Here is how it works. The key to the circuit is the transistor which acts as a switch. As the first pair of magnets on the balance wheel pass over the induction coils and a positive current is induced in the coil connected to the base of the transistor. This current effectively ‘opens’ the transistor and allows a larger flow oc current from the capacitor/battery through the transistor and down through the second induction coil.

While this is happening the balance rotates further and the second pair of magnets are over the coils just as the second coil is charged which repels the magnets, giving an electromagnetic push to the balance wheel. When the balance returns in the opposite direction, the first pair of magnets induce a negative current in the coil which ‘closes’ the transistor, cutting the power from the battery.

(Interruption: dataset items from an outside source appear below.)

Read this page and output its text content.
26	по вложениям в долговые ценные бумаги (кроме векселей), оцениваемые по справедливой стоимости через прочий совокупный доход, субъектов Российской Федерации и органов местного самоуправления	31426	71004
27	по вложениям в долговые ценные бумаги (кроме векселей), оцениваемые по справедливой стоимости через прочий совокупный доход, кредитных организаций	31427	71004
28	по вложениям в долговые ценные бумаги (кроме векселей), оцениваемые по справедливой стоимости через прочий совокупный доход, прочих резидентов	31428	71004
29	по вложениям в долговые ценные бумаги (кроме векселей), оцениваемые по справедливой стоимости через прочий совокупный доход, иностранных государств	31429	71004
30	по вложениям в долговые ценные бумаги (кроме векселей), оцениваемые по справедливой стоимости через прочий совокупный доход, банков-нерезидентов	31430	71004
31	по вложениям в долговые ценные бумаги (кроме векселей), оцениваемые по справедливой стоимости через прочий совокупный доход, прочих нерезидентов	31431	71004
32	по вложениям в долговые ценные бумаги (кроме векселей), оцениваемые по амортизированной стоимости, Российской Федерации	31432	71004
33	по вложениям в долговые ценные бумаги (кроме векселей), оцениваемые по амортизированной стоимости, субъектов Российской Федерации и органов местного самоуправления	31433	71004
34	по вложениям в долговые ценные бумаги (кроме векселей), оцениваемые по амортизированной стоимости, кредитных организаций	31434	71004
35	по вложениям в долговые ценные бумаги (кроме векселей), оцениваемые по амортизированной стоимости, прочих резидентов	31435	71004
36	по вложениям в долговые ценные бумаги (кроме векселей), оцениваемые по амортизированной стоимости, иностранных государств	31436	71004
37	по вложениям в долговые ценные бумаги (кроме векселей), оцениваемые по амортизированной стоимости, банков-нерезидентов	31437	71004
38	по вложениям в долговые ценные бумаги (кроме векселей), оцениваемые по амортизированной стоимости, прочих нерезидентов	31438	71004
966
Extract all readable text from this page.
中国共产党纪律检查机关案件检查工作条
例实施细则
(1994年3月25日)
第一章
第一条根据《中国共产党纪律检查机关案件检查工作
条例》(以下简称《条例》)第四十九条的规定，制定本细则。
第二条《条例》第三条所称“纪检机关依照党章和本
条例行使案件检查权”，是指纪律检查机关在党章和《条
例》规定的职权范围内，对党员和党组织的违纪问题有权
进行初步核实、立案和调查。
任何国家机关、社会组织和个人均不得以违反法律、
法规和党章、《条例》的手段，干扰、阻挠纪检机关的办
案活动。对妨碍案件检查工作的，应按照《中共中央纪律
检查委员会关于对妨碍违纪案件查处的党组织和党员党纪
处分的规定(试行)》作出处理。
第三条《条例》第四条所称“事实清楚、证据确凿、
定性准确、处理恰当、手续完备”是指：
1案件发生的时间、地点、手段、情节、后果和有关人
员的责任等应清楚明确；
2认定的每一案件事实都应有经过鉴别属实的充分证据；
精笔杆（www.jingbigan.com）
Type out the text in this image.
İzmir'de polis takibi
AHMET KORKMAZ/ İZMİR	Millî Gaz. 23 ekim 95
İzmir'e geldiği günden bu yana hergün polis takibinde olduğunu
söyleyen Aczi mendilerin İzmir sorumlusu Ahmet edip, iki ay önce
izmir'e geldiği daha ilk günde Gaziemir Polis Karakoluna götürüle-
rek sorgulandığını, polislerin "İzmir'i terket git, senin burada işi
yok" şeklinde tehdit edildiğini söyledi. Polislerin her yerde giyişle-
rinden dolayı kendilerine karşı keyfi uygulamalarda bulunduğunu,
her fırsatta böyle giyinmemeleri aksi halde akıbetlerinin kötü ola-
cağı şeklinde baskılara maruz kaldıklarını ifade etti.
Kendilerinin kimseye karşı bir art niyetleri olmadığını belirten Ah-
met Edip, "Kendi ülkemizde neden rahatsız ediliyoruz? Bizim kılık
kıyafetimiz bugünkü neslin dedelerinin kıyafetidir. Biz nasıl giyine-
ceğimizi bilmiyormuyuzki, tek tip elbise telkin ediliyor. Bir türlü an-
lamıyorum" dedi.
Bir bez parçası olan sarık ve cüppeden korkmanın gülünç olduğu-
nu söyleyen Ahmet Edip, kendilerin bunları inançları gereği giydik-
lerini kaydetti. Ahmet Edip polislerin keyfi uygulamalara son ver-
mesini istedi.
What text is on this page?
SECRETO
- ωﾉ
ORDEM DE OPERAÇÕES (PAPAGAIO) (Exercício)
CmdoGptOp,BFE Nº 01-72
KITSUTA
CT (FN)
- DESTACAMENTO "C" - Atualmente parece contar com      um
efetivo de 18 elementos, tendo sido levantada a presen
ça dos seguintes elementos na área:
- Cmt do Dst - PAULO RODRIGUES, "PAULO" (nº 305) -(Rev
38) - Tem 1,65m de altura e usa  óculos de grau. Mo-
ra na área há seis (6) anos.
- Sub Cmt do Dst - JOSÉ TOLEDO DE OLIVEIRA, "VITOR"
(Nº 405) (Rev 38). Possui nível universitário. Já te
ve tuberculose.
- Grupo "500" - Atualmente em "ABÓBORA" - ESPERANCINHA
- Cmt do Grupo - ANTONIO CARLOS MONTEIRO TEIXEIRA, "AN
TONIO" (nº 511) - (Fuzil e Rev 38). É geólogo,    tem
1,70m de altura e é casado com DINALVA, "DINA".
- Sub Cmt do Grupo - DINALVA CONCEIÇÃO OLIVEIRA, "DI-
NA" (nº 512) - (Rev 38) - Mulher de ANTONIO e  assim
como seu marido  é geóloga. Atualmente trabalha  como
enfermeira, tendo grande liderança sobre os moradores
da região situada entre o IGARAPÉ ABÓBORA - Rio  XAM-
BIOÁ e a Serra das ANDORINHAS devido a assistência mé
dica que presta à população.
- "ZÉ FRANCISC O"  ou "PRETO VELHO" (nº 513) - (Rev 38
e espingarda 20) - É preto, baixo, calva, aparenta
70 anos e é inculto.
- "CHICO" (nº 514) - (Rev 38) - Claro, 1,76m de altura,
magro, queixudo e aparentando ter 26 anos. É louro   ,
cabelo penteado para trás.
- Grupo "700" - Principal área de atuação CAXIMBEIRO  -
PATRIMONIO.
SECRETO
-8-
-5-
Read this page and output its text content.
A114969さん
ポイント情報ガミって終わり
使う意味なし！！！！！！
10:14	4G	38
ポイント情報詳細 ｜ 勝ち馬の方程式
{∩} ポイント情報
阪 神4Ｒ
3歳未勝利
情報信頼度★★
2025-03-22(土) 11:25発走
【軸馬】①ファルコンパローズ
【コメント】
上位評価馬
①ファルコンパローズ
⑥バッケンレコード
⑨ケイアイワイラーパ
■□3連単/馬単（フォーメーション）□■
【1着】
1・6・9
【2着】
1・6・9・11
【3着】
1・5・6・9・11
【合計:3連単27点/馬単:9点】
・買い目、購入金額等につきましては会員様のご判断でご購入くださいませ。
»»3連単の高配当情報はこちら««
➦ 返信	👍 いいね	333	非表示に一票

The system is undoubtedly ingenious and it is a shame that this invention, along with many others, was effectively “kicked into the long grass” with the introduction of quartz watches. You still see a few of these watches around, but they aren’t really that collectible due to the lack of available spare parts and difficulty of repair.

I bought the Tissot in a non-running state which was a bit of a gamble, but I did have another watch with the same calibre which I could use as a donor, so I was confident that I would be able to make one good watch out of the two.

The original hands were pretty tired so I found some suitable replacements, and after cleaning the case, fitting a new crystal and battery, the restoration was complete.